CYTAT(mama_do_kwadratu @ Fri, 20 Sep 2013 - 20:39)
A jeśli ten moment nie nadchodzi, to sensowna nauka gdzieś od 9 roku życia.
Noooo, ale sześciomiesięczne dzieci za grubą kasę też można "oswajać z językiem"
Nie wcale takÄ… grubÄ….
Mojemu dziecku kiedyś włączyłam bajkę po włosku. Miał trochę więcej niż dwa lata. Załapał kilka słówek, zaczął je powtarzać. Kupiłam słownik obrazkowy polsko-włoski i zaczęłam mu pokazywać obrazki i czytać. Sama nie uczyłam sie nigdy włoskiego. Z chęcią słuchał, często sam przynosił mi książkę i chciał, żeby z nim czytać. Książka kosztowała 5 zł.

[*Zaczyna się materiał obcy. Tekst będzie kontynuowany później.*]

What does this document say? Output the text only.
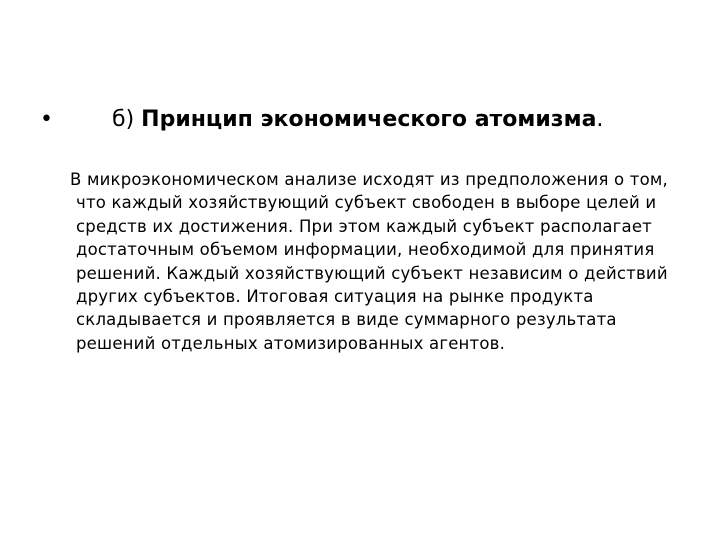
•	б) Принцип экономического атомизма.
В микроэкономическом анализе исходят из предположения о том, что каждый хозяйствующий субъект свободен в выборе целей и средств их достижения. При этом каждый субъект располагает достаточным объемом информации, необходимой для принятия решений. Каждый хозяйствующий субъект независим о действий других субъектов. Итоговая ситуация на рынке продукта складывается и проявляется в виде суммарного результата решений отдельных атомизированных агентов.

Teraz chodzi na włoski w przedszkolu, zajęcia płatne dodatkowo (przedszkole prywatne, zajęcia po godzinach pracy przedszkola). Na tych zajęciach jest najmłodszy, potrafi najwięcej, więcej niż dziecko, które w tych zajęciach uczestniczyło w ubiegłym roku. Zajęcia w przedszkolu kosztują 30 zł. To chyba nie tak dużo.
Zajęcia z angielskiego dla dzieci od 6 miesiąca kosztują 30 zł za godzinę, miesięcznie wychodzi 120-150 zł (w zależności od ilości tygodni w miesiącu, zajęcia odbywają się raz w tygodniu). Zajęcia metodą musical babies. Dzieci na zajęciach słuchają (6-miesięczne nie potrafią śpiewać) piosenek. Piosenki są z pokazywaniem. Naprawdę dzieciaki szybko łapią i fajnie się bawią. Z pewną dozą nieufności zapisaliśmy Michała na takie zajęcia jak miał niecałe 1,5 roku. Poszliśmy raz zobaczyć jak to będzie ... i zostaliśmy.
Wielki plus tych zajęć: nasz syn jest jedynakiem. Na zajęciach miał kontakt z innymi dziećmi i zauważyłam, że naprawdę bardzo dużo mu to dało. Lubi chodzić na zajęcia, lubi dzieci z jego grupy, nie miał żadnych problemów z adaptacją w przedszkolu. Wcześniej było zupełnie inaczej, inne dzieci były złe z samego założenia, nawet patrzeć na nich mie musał, żeby to wiedzieć.
I uprzedzam: nie, to nie jest taki spokojny typ, którego w przedszkolu można zostawić bez problemu i jest mu wszystko jedno. Wręcz przeciwnie. To typ buntownika, który będzie się żenił ze swoją matką i nikomu nic do tego, on ma taki plan i swego dopnie.